UNEP, through its Vienna Office in collaboration with the Climate Change Adaptation and Terrestrial Ecosystems Branch of DEPI, has joined forces with the International Atomic Energy Agency (IAEA) hosted in Vienna, who currently implements the multi-year project “Assessing the Impact of Climate Change and its Effects on Soil and Water Resources on Polar and Mountainous Regions”.
The IAEA through its technical cooperation (TC) programme is supporting member states to learn to use nuclear techniques to measure the impacts of climate change. For example, natural tracers – stable or radioactive isotopes – can be used to assess the impact of climate change on communities and the environment around the world, thus providing valuable information to policy makers responsible for the development of climate change mitigation and adaptation strategies.

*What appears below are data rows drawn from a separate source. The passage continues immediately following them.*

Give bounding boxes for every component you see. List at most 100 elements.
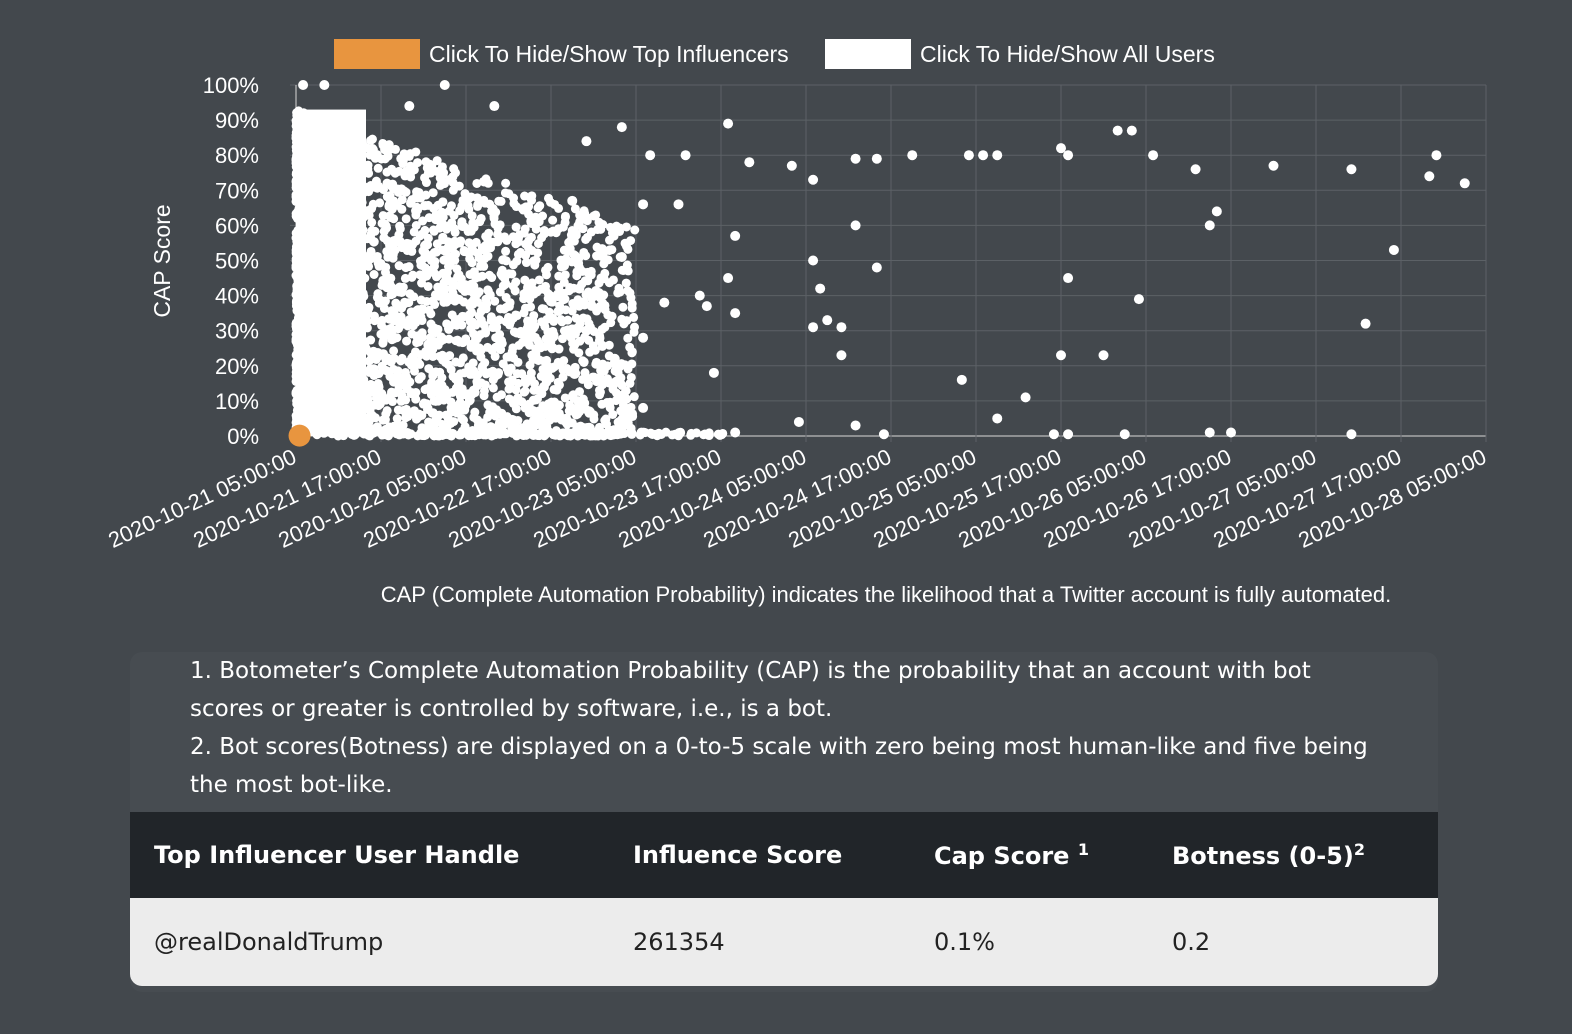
- data-point: [389, 346, 399, 356]
- data-point: [686, 428, 696, 438]
- data-point: [494, 368, 504, 378]
- data-point: [563, 315, 573, 325]
- data-point: [330, 147, 340, 157]
- data-point: [426, 265, 436, 275]
- data-point: [396, 389, 406, 399]
- data-point: [463, 201, 473, 211]
- data-point: [465, 316, 475, 326]
- data-point: [292, 370, 302, 380]
- data-point: [510, 395, 521, 406]
- data-point: [385, 212, 395, 222]
- data-point: [622, 316, 632, 326]
- data-point: [448, 277, 458, 287]
- data-point: [355, 352, 365, 362]
- data-point: [510, 286, 520, 296]
- data-point: [448, 402, 458, 412]
- data-point: [373, 381, 383, 391]
- data-point: [567, 226, 577, 236]
- legend-toggle-all-users[interactable]: Click To Hide/Show All Users: [825, 39, 1215, 69]
- data-point: [467, 241, 477, 251]
- data-point: [597, 399, 607, 409]
- data-point: [540, 341, 550, 351]
- data-point: [1226, 427, 1236, 438]
- data-point: [559, 277, 569, 287]
- data-point: [622, 260, 632, 270]
- legend-toggle-top-influencers[interactable]: Click To Hide/Show Top Influencers: [334, 39, 789, 69]
- data-point: [382, 406, 392, 416]
- data-point: [420, 173, 430, 183]
- y-tick-label: 90%: [215, 108, 259, 133]
- data-point: [605, 400, 615, 410]
- data-point: [319, 428, 329, 438]
- data-point: [411, 317, 421, 327]
- legend-label-all-users[interactable]: Click To Hide/Show All Users: [920, 41, 1215, 67]
- data-point: [409, 292, 419, 302]
- data-point: [468, 295, 478, 305]
- cell-handle[interactable]: @realDonaldTrump: [154, 928, 384, 956]
- data-point: [623, 418, 633, 428]
- legend-swatch-all-users[interactable]: [825, 39, 911, 69]
- data-point: [417, 304, 427, 314]
- data-point: [1424, 171, 1435, 182]
- data-point: [426, 255, 436, 265]
- data-point: [325, 172, 335, 182]
- data-point: [1063, 273, 1074, 284]
- data-point: [490, 351, 500, 361]
- data-point: [836, 322, 847, 333]
- data-point: [404, 357, 414, 367]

A first coordination meeting of the IAEA project was held on 2- 6 June in Vienna to discuss the further implementation of the project, including which research needs to be carried out in benchmark sights ranging inter alia from Antarctica to the Andes, from Svalbard to Central Asia, from Caucasus to the Alps. The meeting brought together about 50 people representing a number of different research institutions from all over the world and UN organizations including FAO/IAEA, UNEP and UNU to discuss the actions necessary to identify the impact of climate change on fragile polar and mountainous ecosystems. UNEP and its collaborating centre GRID Arendal (serving as the polar centre of UNEP) will work closely with IAEA on the science-policy interface and communication level, mainstreaming the results into other relevant activities and initiatives, in particular of UNEP’ s mountain portfolio such as the inter-regional project “Climate change action in developing countries with fragile mountainous ecosystems from a sub-regional perspective”, funded by Austria.